Switzerland’s government said it would begin easing its coronavirus containment measures at the end of the month and is working on a plan for a stepwise return to normal.
Interior Minister Alain Berset said the aim is to map out the timing and order of events for a transition that would likely take weeks. The plan will be carried out in coordination with other countries and will take account of economic needs as well as the importance of keeping the virus in check.
Switzerland declared a state of emergency on March 16, closing shops, restaurants, bars, and entertainment and leisure facilities until April 19. The lockdown will be extended a week until April 26, the government said.
“We are on the right path, but we haven’t reached the goal yet,” said President Simonetta Sommaruga.

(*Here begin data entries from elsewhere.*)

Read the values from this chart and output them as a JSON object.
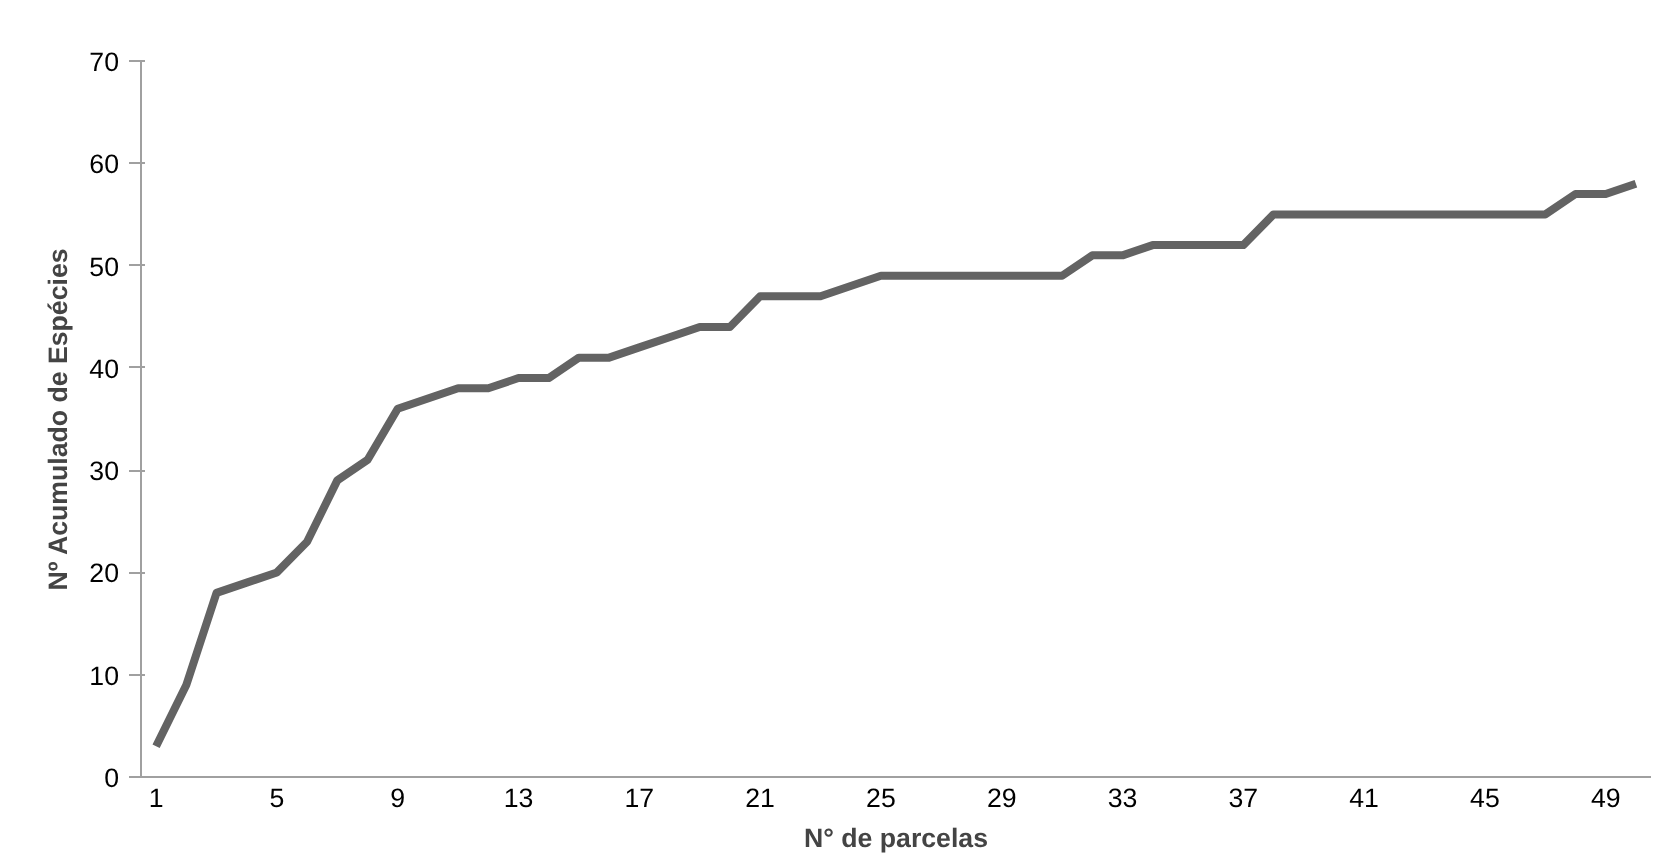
{
  "chart_data": {
    "type": "line",
    "xlabel": "N° de parcelas",
    "ylabel": "Nº Acumulado de Espécies",
    "categories": [
      "1",
      null,
      null,
      null,
      "5",
      null,
      null,
      null,
      "9",
      null,
      null,
      null,
      "13",
      null,
      null,
      null,
      "17",
      null,
      null,
      null,
      "21",
      null,
      null,
      null,
      "25",
      null,
      null,
      null,
      "29",
      null,
      null,
      null,
      "33",
      null,
      null,
      null,
      "37",
      null,
      null,
      null,
      "41",
      null,
      null,
      null,
      "45",
      null,
      null,
      null,
      "49",
      null
    ],
    "series": [
      {
        "color": "#636363",
        "values": [
          3,
          9,
          18,
          19,
          20,
          23,
          29,
          31,
          36,
          37,
          38,
          38,
          39,
          39,
          41,
          41,
          42,
          43,
          44,
          44,
          47,
          47,
          47,
          48,
          49,
          49,
          49,
          49,
          49,
          49,
          49,
          51,
          51,
          52,
          52,
          52,
          52,
          55,
          55,
          55,
          55,
          55,
          55,
          55,
          55,
          55,
          55,
          57,
          57,
          58
        ]
      }
    ],
    "ylim": [
      0,
      70
    ],
    "yticks": [
      0,
      10,
      20,
      30,
      40,
      50,
      60,
      70
    ],
    "grid": false,
    "marker": "none",
    "line_style": "solid"
  }
}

Other European governments also are starting to think about how to reopen factories, offices, and schools while minimizing the chance of further outbreaks. Austria on Monday said it would gradually begin to reopen shops after Easter, becoming the first country in Europe to do so.
Pressure is building on governments to explain their plans because of the mounting economic costs of measures designed to contain the coronavirus. Economics Minister Guy Parmelin said the Swiss economy has taken an enormous hit with production collapsing about 25 percent.
“We must seriously envision a profound crisis that lasts a long time,” he said. “The state can’t be engaged everywhere.”
The government said it is working on an aid package for the devastated airline industry, which employs more than 200,000 in Switzerland.
It also expanded some unemployment benefits for workers. About 30 percent of the labor force, or about 1.5 million people, are already receiving wage subsidies known as short-time work.
Switzerland’s jobless rate rose to 3 percent in March and an increase of 7 percent in the coming months was not impossible, Parmelin said.